Léonce Vieljeux (12 April 1865, Les Vans, Ardèche, France – 12 September 1944, Struthof) was a colonel in the French reserve army, industrialist and mayor of La Rochelle.

==Life==
Gaining a diploma from the École spéciale militaire de Saint-Cyr in 1888, he was attached to the 123e régiment d’infanterie at La Rochelle, where he married Hélène Delmas, daughter of the famous arms manufacturer from that town. He left the army to enter his father-in-law's family business "Delmas Frères", becoming its president, changing its name to "Compagnie Delmas-Vieljeux", and making it one of France's most important shipping companies. Sitting on La Rochelle's municipal council from 1912 to 1925, he became its mayor in 1930.

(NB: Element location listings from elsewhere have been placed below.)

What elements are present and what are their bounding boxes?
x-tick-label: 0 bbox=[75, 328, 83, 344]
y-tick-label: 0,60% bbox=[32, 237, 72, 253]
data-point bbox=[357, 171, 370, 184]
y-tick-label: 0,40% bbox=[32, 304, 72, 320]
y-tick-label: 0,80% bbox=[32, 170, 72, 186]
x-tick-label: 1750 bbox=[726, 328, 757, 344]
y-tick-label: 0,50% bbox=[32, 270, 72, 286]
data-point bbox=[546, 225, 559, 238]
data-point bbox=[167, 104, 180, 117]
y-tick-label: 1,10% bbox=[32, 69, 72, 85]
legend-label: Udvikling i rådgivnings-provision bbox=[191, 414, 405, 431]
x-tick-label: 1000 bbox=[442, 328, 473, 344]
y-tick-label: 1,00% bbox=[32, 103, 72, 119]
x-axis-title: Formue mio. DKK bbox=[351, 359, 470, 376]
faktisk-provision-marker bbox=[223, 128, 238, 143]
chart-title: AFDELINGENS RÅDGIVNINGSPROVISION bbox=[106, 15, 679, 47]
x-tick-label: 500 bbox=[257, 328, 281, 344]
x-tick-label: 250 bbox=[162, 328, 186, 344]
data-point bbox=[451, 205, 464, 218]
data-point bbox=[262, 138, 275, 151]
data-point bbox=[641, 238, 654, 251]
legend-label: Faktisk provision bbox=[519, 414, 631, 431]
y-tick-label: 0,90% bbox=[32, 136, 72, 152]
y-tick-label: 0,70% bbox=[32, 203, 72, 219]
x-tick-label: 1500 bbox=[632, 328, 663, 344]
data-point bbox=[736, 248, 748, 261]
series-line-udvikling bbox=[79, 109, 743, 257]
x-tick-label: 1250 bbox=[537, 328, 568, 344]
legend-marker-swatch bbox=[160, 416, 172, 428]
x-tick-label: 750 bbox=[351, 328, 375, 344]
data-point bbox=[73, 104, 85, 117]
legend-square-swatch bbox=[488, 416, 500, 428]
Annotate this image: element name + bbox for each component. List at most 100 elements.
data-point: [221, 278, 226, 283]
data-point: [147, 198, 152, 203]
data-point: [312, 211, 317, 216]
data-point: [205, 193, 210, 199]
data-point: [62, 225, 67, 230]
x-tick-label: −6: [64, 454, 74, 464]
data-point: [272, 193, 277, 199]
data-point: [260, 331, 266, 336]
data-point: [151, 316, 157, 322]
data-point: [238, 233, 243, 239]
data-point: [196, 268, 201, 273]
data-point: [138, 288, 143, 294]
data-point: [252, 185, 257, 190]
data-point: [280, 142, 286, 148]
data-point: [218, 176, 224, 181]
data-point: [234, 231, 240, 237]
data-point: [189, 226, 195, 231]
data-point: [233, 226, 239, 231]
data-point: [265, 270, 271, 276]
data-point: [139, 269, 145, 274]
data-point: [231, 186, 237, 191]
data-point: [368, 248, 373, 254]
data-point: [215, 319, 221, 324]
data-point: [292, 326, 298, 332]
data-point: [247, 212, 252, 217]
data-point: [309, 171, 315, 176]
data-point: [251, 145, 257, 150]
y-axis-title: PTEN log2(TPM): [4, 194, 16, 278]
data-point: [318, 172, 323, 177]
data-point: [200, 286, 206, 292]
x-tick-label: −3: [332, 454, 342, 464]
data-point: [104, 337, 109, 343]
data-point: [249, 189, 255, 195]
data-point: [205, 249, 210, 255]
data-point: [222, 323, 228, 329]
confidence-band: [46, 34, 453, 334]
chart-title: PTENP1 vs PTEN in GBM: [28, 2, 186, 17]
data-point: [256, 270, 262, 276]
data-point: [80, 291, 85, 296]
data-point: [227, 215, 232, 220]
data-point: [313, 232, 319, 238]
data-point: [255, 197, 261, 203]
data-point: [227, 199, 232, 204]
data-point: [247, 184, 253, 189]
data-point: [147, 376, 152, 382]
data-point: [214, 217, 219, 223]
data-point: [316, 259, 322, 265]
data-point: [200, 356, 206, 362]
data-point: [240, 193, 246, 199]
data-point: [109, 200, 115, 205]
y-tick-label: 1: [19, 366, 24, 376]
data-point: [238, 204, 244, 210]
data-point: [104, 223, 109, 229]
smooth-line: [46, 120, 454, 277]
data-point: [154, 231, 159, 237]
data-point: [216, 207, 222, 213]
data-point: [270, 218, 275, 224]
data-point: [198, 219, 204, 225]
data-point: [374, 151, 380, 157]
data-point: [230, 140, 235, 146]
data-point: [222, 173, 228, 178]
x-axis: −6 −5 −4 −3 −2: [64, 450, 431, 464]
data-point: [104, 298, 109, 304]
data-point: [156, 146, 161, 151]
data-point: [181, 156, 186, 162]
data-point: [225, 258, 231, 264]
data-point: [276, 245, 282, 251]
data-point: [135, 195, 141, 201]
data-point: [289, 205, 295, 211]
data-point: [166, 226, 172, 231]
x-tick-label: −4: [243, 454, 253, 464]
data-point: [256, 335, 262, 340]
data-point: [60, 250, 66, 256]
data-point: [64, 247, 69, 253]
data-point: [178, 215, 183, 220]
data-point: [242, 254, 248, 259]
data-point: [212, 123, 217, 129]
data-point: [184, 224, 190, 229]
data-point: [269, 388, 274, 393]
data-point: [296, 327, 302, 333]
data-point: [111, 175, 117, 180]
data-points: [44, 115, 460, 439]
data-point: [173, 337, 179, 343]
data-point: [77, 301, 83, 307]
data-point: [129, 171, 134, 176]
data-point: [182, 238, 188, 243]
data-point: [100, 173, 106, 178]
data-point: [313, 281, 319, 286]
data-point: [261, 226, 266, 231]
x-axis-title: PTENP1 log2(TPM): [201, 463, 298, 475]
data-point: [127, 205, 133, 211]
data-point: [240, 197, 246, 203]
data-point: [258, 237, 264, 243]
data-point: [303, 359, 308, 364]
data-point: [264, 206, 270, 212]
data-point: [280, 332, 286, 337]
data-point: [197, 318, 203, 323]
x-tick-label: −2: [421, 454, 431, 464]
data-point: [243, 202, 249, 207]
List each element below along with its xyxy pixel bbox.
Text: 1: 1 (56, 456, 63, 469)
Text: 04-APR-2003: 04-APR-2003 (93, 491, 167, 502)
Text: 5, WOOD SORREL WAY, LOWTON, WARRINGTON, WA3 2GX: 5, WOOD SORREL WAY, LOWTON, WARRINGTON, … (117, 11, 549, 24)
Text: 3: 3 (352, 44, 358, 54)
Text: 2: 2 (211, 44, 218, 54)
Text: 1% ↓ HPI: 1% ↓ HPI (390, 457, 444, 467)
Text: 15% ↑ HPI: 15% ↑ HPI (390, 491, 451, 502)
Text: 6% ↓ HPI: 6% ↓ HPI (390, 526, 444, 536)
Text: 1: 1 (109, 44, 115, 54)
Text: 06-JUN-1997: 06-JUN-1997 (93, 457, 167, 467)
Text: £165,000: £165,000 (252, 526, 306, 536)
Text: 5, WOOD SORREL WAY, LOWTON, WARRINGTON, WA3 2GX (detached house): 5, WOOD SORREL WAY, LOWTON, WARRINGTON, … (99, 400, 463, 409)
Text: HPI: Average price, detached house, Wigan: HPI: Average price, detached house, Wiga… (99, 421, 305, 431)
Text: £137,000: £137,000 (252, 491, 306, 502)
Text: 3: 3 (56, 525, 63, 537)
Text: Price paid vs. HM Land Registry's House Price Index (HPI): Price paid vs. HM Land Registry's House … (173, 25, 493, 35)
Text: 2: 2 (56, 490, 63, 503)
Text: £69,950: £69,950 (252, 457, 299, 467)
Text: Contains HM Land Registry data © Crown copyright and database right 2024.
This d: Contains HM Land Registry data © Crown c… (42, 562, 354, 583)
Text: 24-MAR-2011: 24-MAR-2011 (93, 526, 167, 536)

With the onset of the Second World War, Léonce Vieljeux began working to resist the town's Nazi occupiers. Thus, when on Sunday 23 June 1940 a German lieutenant presented himself to mayor Vieljeux with a request to hang a German swastika flag from La Rochelle's Hôtel de Ville, Vieljeux replied that he was a colonel (in the reserves) and had no orders to receive a junior officer, even if he was from a victorious army. This first act of resistance was followed by systematic opposition to the posting of Nazi propaganda posters. At the same time, he helped engineers and workers from his factory who belonged to the ALLIANCE Resistance network to find means of escape. On 22 September 1940, he was removed from his office of mayor and then (in 1941) expelled from the town. On 23 January 1941, he was made a member of the National Council of Vichy France.

Later returning to La Rochelle, he was arrested at the start of 1944. Interned at Lafond before being transferred to Poitiers then Fresnes, he was finally sent to the Schirmeck concentration camp near Strasburg, where he remained from 1 May to 1 September 1944. On the night of 1/2 September 1944 he was taken to the camp at Struthof, where he was shot.

His funeral service took place in the Protestant church in La Rochelle in the presence of 3,000 townspeople of all denominations and social classes. A commemorative stamp with his face on was issued on 28 March 1960.